17913:57 <amiti> yeah its suuuuper nuanced! effective tx download is HARD
18013:58 <jkczyz> +1 IMHO, the PR exhibits why striving to reduce complexity (or hiding it behind an interface when not possible) is so important. Even dependencies between fields of a small struct can have an enormous impact on code understanding and review velocity, not to mention the potential for introducing bugs
18113:58 <michaelfolkson> Still a bit confused. Why are there no "announcements" for confirmed transactions, transactions already in a block?
18213:58 <jnewbery> jkczyz: absoluely agree!
18313:58 <amiti> jkczyz: strong agree
18413:58 <jonatack> jkczyz: ^ this
18513:58 <sipa> michaelfolkson: the block is the announcement?
18613:59 <michaelfolkson> But a a node could be really behind and announce a transaction that everyone already knows about and has been included in a block?
18713:59 <jnewbery> michaelfolkson: transaction relay is for unconfirmed transactions.
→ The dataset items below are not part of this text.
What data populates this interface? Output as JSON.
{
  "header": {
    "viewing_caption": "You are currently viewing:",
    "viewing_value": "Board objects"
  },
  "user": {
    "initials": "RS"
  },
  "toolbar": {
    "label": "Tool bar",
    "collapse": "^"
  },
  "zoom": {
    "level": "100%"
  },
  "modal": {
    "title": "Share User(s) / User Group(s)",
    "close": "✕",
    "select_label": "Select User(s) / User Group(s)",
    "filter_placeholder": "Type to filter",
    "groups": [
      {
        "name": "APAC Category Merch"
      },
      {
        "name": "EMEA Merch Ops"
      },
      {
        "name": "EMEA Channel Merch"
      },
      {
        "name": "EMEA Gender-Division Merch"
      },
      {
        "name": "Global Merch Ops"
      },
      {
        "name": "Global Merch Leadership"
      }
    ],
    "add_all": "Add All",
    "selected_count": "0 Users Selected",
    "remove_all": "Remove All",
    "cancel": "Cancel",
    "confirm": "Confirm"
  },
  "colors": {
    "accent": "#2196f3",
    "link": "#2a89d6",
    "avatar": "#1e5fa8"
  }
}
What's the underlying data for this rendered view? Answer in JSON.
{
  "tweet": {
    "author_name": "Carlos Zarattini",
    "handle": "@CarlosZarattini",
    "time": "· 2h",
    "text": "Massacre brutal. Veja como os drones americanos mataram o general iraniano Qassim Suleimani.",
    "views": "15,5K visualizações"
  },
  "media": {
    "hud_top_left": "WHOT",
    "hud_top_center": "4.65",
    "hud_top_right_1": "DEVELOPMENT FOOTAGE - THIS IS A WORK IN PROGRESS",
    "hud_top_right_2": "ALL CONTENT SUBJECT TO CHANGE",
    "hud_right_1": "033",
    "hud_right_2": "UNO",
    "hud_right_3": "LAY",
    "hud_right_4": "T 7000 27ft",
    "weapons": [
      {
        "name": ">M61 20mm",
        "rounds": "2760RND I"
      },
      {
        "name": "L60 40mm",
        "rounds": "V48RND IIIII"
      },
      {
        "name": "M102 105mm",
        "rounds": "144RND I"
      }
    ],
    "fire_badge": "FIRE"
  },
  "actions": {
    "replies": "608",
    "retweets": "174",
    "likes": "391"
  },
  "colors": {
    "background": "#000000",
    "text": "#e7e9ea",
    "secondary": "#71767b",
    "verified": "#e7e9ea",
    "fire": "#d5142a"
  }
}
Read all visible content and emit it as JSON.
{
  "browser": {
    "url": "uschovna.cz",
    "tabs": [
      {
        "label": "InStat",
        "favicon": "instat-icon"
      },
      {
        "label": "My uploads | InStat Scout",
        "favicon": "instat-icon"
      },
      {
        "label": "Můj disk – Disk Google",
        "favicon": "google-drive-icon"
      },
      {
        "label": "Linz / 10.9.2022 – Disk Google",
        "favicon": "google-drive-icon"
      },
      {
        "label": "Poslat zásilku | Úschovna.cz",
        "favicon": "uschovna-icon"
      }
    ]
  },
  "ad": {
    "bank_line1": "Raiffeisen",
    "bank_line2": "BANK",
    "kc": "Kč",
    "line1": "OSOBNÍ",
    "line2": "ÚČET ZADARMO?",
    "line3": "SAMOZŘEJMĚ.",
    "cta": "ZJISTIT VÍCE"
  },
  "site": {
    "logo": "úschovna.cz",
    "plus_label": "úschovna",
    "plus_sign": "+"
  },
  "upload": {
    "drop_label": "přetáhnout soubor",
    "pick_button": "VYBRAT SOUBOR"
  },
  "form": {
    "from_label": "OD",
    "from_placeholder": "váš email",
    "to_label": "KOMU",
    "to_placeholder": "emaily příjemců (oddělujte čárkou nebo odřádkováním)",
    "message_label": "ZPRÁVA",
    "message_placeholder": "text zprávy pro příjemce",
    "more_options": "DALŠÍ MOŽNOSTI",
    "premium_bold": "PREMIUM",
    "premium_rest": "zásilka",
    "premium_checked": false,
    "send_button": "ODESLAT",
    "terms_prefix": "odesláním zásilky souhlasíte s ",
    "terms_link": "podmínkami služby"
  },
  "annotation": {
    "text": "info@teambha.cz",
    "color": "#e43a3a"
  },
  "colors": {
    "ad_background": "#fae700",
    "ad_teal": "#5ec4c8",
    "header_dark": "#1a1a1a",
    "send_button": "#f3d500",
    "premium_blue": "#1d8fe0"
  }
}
Confirmed transactions are included in the BLOCK message
18813:59 <nehan_> thanks amiti!
18914:00 <jnewbery> michaelfolkson: tranaction wouldn't be valid for nodes that are caught up because its inputs have been spent
19014:00 <amiti> alright folks! thats time
19114:00 <ariard> michaelfolkson: see g_recent_confirmed_transactions, to avoid reqquesting tx already confirmed
19214:00 <amiti> #endmeeting
19314:00 <amiti> thank you all :)
19414:00 <jnewbery> thanks amiti. That was fun!
19514:00 <lightlike> thanks!
19614:00 <michaelfolkson> Cool, thanks fro the answers
19714:00 <michaelfolkson> *for
19814:00 <amiti> that was a fun discussion. I have a LOT of questions to go investigate :)
19914:00 <michaelfolkson> And thanks amiti. Great hosting
20014:01 <sipa> thanks amiti!
20114:01 <jonatack> thanks amiti and everyone!
20214:01 <jkczyz> amiti: thanks! Learning a lot
20314:01 <felixweis> thanks!
20414:01 <emzy> Thanks amiti and everyone!
20514:03 <sipa> [A
20614:04 <andrewtoth> thanks amiti and everyone!